Using her celebrity status, the Canadian woman, who arrived in Canada from Iran at age two, set out to right this horrible wrong, initiating a “Save Nazanin Campaign.” Among other things, Afshin-Jam started a petition to free Fateh, collecting 330,000 signatures by last month. The energetic former beauty queen also met with the UN’s High Commissioner for Human Rights, Louise Arbour, a fellow Canadian woman, who took up the case with the Iranian government. In addition, the Canadian Nazanin made a documentary (called 'A Tale of Two Nazanins') as well as a video appeal to Iranian officials, and addressed Canadian federal politicians about the case last June.

And for pointing out to the world the travesty in Iran, Afshin-Jam received the usual threats.

“One was they were going to leave me with a scar,” she said.

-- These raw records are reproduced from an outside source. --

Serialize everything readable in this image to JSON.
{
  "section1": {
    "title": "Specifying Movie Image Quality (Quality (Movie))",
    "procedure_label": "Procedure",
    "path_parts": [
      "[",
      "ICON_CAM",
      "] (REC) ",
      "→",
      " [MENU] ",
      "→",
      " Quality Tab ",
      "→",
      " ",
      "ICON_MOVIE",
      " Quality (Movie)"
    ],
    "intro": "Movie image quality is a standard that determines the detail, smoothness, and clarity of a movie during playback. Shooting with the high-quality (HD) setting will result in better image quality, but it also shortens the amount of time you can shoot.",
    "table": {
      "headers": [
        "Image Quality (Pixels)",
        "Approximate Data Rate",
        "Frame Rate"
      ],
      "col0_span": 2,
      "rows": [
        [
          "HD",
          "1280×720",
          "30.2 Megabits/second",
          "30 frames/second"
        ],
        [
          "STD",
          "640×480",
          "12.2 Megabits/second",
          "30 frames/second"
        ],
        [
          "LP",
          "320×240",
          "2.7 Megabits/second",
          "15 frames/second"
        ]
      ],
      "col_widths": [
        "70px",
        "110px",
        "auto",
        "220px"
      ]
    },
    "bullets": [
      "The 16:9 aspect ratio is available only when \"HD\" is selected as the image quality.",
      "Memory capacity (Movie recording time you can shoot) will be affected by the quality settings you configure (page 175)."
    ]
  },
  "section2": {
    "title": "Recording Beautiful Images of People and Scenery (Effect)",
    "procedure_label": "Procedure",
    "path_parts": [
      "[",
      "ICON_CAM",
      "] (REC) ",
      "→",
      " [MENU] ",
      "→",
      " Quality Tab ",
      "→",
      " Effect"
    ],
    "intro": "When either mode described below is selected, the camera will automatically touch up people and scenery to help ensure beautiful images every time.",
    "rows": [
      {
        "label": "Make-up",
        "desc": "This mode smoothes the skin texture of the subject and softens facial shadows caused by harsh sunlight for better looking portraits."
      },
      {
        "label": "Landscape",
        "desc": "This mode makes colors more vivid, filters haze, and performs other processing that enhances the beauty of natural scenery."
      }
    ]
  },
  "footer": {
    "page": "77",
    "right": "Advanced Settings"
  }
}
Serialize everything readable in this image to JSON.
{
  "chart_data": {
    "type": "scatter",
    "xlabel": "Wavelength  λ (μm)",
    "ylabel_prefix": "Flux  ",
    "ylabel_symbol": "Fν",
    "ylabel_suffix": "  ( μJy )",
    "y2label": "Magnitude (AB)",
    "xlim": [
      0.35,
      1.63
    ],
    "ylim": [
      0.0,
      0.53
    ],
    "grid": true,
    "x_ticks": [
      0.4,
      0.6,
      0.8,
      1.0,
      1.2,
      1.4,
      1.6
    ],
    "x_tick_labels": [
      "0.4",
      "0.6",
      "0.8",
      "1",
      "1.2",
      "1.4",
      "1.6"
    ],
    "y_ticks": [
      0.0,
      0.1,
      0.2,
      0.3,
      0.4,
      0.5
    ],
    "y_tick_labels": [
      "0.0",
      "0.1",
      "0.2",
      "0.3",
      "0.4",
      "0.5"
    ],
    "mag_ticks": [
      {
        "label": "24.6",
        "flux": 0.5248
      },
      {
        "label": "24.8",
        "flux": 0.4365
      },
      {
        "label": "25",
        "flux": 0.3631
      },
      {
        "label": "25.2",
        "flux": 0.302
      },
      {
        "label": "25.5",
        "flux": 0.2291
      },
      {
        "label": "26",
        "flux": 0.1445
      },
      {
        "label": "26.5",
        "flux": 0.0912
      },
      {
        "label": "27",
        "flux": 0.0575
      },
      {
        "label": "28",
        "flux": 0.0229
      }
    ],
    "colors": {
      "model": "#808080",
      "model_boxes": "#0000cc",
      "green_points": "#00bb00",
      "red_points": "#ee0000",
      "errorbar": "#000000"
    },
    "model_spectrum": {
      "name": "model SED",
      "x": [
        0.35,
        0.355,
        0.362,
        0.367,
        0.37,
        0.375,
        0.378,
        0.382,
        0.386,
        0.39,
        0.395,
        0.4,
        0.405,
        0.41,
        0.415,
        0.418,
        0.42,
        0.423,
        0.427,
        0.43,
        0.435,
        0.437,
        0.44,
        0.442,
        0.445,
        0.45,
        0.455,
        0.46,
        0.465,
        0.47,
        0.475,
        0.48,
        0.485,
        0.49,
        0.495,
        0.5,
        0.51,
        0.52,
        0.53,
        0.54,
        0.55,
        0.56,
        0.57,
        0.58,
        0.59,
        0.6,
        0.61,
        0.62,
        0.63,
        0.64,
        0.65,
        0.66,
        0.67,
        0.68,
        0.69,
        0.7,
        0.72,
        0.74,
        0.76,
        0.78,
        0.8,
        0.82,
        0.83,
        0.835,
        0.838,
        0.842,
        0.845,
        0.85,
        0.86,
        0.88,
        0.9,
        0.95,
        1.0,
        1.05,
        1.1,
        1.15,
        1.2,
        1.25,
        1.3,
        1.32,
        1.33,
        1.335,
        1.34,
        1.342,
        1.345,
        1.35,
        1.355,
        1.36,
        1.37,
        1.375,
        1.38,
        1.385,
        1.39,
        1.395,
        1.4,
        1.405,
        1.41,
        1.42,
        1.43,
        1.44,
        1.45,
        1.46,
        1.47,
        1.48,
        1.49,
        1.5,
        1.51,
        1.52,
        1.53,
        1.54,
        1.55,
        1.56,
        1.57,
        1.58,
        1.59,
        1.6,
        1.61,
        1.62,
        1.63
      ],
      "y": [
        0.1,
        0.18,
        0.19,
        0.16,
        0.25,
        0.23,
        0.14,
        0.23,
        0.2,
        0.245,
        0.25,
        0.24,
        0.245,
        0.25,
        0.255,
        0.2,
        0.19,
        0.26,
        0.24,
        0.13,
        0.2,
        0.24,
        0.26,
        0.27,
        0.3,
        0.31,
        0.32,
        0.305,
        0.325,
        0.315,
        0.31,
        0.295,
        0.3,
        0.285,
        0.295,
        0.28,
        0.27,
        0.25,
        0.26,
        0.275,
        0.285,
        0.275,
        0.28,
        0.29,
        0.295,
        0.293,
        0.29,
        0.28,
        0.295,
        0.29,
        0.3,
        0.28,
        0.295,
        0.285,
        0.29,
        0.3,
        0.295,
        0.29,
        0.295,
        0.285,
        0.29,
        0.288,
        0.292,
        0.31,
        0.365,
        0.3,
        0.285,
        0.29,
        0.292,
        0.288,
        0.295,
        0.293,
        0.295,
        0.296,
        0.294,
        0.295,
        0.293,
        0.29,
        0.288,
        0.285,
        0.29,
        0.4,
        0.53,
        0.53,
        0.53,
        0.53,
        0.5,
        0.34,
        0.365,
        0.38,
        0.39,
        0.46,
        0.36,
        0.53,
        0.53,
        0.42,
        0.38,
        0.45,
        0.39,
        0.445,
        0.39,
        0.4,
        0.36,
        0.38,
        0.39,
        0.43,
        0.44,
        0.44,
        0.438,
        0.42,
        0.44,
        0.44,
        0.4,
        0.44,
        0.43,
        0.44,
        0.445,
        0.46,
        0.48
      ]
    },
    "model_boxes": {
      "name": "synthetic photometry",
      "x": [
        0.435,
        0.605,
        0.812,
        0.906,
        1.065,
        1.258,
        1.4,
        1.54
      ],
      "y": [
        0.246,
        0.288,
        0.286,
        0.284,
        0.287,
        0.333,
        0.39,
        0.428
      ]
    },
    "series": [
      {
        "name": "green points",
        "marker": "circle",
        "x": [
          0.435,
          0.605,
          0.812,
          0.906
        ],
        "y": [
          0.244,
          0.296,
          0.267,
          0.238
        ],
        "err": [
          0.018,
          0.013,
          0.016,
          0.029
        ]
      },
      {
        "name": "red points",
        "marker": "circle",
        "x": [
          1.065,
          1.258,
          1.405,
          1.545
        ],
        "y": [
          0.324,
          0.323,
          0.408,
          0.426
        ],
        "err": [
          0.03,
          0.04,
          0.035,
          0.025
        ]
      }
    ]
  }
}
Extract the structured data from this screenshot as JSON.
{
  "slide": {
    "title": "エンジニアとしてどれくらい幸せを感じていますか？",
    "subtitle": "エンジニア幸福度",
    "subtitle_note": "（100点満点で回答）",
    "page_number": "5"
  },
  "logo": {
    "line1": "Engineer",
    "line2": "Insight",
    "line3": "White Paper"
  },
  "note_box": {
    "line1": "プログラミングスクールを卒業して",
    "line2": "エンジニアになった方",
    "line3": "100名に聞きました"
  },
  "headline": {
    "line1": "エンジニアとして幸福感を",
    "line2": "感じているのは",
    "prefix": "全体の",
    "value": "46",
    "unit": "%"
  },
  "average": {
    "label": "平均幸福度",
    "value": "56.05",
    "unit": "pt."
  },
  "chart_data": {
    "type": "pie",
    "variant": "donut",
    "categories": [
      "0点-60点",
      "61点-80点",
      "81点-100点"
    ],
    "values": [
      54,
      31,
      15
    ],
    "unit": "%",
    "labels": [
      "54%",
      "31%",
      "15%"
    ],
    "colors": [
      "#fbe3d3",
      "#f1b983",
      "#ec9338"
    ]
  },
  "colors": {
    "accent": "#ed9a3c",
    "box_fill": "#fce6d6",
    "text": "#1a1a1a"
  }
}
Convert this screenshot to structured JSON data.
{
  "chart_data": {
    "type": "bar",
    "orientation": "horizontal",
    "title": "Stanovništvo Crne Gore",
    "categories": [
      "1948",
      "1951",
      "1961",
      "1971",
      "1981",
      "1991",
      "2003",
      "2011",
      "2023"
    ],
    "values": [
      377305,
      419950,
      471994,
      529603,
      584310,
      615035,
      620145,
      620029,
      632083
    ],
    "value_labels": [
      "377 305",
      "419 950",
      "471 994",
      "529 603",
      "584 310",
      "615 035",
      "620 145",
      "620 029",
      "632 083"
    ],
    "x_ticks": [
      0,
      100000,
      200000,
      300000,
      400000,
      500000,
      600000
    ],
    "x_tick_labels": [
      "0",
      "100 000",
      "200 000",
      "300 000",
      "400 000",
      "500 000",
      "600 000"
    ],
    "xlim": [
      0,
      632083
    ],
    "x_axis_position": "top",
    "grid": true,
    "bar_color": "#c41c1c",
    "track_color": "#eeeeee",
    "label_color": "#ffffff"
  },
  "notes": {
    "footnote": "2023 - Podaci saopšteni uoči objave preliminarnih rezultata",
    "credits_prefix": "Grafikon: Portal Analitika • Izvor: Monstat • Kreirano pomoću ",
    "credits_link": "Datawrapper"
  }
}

But disregarding her safety, Afshin-Jam persevered and was rewarded with seeing the court buckle under international pressure, sharia law thwarted and her namesake acquitted. Fateh, however, still has to pay the attempted rapist’s family blood money, which her lawyer is appealing. Meanwhile, the young Iranian female was released from prison last month after paying $43,000 in bail money. Another woman, Canadian federal politician Belinda Stronach, contributed substantially to the bail fund.

Afshin-Jam said she spoke to Fateh after her release, saying her Iranian counterpart is aware of the efforts made on her behalf. The Canadian Nazanin added, however, there are still six women in similar circumstances. But the struggle to free Nazanin Fateh proves that if women take matters into their own hands, even misogynistic mullahs and cruel Sharia law will yield.